Tüllenirken tam bir dirilişle hayat arşı..
Çözülüyorken kadim zulmetler dilim dilim;
Az ötelerde mâzi gibi apak bir iklim,
Esiyordu sert bir poyraz çiçeklere karşı,
Tüllenirken tam bir dirilişle hayat arşı.

Bir düzine o eski düşünce artıkları,
Gayretleri güneşi devirmek; bu apaçık;
İlhad ölüp gitti, ölüler dirilmez artık!.
Ama anlamaz ki, bunu fikir yırtıkları,
Bir düzine o eski düşünce artıkları.

Anlamadı, baharın bağrına kurşun sıktı,
Her yerde çığlık çığlık tomurcukların âhı;
Ve allak-bullak renklerin beyazı-siyahı;
Şeytan bir kez daha fitne ateşini yaktı,
Yürüdü ve baharın bağrına kurşun sıktı.

Varsın olsun o da bir gün mutlaka sönecek,
Hep zulmetin ışığa yenik düştüğü gibi;
Şimdiden göründü o koca yalanın dibi,
Belki yarın ona da 'İnnâ lillâh' denecek;
Varsın olsun o da bir gün mutlaka sönecek.

Başladı sıra sıra yollar iniyor düze,
Yamaçlarda her tonuyla bizim renklerimiz;
Özüne yürüyor köylerimiz-kentlerimiz..
Ve bahar bulutları akıyor üstümüze,
Başladı sıra sıra yollar iniyor düze.

Hâl biraz gri, ahvâl görülse de alaca,
Sen yine de gamı-kederi bir yana bırak.!
Hakk’ın vâdettiği o aydınlık günlere bak!
Ömrünü, ikbalini iman yolunda harca;
Hâl biraz gri, ahvâl görülse de alaca.

Mefkûren için gerilebildiğince geril.!
Kalk kendine değil de, ölüme mezarlar kaz.!
Varlığını haykır dört bir yana âvâz âvâz.!
O âriye rûhu kaldır at, özünle diril.!
Mefkûren için gerilebildiğince geril.!

Kanatlan geç uçarak bütün uçurumları.!
Hiç durma yürü ardından kutlu rehberlerin.!
Boşalsın ötelerde boşalacak terlerin,
Ateşinle kışı erit, tutuştur baharı.!
Kanatlan geç uçarak bütün uçurumları.!

Her zaman bile azmini ve yolundan dönme.!
Dirilişle çağla ölüm akan derelerde.!
Koşsun sana dirilmek isteyenler her yerde,
Gün gelip güneşler sönse de, sen sakın sönme!
Her zaman bile azmini ve yolundan dönme.!
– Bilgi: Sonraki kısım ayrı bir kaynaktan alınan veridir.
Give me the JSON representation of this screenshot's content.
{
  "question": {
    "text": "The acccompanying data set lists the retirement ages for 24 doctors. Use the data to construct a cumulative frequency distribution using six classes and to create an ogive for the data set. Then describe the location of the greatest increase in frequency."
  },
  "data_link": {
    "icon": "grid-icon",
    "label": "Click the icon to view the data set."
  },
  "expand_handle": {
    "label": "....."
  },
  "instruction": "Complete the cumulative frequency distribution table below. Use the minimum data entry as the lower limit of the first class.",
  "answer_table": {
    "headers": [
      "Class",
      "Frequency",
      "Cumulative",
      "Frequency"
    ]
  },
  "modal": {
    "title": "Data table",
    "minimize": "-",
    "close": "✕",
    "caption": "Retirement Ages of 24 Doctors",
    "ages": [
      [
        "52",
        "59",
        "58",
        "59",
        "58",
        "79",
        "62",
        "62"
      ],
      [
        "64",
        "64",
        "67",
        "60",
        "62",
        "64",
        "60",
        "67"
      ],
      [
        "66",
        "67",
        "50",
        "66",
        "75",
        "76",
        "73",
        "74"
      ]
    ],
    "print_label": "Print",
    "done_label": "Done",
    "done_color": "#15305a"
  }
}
Almadan ver vereceğini bütün çevrene.!
En yeni nağmelerle bir ses ol dört bir yanda.!
Hep hakkı söyle söylendiği gibi Kur’ân’da,
Duyur ilhamlarını, semtine her erene.!
Almadan ver vereceğini bütün çevrene.!

Haykır her yerde kendini çelikten sesinle.!
Hızır gibi seccâdeni ser, her yan yeşersin;
Hayat solukla, ölülere diriliş insin.!
İkbâlimizi söyle o altın nefesinle.!
Haykır her yerde kendini çelikten sesinle.!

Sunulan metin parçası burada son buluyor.